Maybe, for now, import everything because that already supports better, easier curation, and work on figuring out how to prune the list.
conservative approach: exclude if it is a transitive proper conjugate base/acid of an annotated ph7.3
On Tue, Oct 11, 2022 at 6:56 AM deustp01 @.***> wrote:
As far as I can tell, pH 7.3 charge states are sometimes, but not always, noted in the ChEBI entries so this will require some clean-up, either at ChEBI (always eager to get someone else to do the work) or magically, at import-to-Noctua time.
— Reply to this email directly, view it on GitHub https://github.com/geneontology/neo/issues/96#issuecomment-1274729827, or unsubscribe https://github.com/notifications/unsubscribe-auth/AAAMMOIOYHMO5G2ARM6QGVLWCVWYZANCNFSM5VHS3NAA . You are receiving this because you were mentioned.Message ID: @.***>
conservative approach
This should not exclude anything we want, so it's a good start.

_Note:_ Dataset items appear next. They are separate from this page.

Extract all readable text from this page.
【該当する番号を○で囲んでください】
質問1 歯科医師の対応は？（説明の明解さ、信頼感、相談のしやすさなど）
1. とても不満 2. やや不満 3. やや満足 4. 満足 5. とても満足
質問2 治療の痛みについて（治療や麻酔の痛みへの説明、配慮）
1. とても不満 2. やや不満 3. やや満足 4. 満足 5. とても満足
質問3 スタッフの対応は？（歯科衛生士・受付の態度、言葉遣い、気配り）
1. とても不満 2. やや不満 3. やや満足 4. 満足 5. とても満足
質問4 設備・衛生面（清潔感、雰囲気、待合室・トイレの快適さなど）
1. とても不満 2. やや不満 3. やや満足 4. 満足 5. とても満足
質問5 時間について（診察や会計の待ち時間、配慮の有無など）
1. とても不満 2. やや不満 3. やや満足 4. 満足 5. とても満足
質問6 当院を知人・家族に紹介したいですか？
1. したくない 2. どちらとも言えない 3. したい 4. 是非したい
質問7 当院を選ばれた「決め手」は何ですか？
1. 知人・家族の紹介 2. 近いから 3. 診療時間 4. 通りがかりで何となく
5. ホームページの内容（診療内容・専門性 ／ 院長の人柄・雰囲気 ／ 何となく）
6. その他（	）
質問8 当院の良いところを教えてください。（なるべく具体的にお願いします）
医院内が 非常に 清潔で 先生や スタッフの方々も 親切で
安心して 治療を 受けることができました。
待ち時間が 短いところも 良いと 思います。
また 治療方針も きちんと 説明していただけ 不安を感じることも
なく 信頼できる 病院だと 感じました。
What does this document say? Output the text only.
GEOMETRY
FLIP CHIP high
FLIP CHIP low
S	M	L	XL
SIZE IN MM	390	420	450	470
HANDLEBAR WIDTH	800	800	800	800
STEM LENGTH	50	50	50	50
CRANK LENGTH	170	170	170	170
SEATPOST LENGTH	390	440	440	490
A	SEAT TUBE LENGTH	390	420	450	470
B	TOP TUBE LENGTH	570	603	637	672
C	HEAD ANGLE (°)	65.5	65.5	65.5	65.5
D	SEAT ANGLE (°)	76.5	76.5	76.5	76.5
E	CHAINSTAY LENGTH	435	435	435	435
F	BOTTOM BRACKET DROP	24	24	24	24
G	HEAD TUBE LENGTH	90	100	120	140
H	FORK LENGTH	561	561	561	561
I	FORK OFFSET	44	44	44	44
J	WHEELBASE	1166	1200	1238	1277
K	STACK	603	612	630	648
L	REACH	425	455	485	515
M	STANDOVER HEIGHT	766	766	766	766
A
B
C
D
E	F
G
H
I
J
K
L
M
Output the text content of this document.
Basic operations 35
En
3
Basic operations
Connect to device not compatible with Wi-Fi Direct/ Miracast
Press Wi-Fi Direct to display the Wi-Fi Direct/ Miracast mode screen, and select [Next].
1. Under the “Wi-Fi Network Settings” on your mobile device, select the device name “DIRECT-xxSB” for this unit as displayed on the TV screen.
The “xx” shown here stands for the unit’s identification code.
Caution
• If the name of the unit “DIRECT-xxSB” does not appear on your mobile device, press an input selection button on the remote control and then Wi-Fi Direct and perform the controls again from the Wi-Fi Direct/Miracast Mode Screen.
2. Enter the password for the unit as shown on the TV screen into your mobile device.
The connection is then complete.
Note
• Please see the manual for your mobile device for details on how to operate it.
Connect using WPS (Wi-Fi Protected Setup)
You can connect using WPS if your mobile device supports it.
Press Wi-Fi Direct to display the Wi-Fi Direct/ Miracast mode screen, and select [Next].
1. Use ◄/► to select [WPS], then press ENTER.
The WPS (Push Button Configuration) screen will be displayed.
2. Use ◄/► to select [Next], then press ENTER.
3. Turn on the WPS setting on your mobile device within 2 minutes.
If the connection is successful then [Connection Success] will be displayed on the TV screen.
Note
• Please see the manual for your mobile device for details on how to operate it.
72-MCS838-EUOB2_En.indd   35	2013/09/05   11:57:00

Hello, By creating models for secondary metabolites biosynthesis I realized that part of the ChEBI chemicals are not available with the tool. As an example, within the P. expansum patulin biosynthesis pathway, I cannot get:
CHEBI:5325 gentisyl alcohol CHEBI:145109 (+)-isoepoxydon CHEBI:145112 (E)-ascladiol CHEBI:145110 phyllostine CHEBI:145111 isopatulin
This is probably not limited to this pathway and many ChEBI chemicals are probably not available yet for creating models Thanks a lot. Best regards, Marc.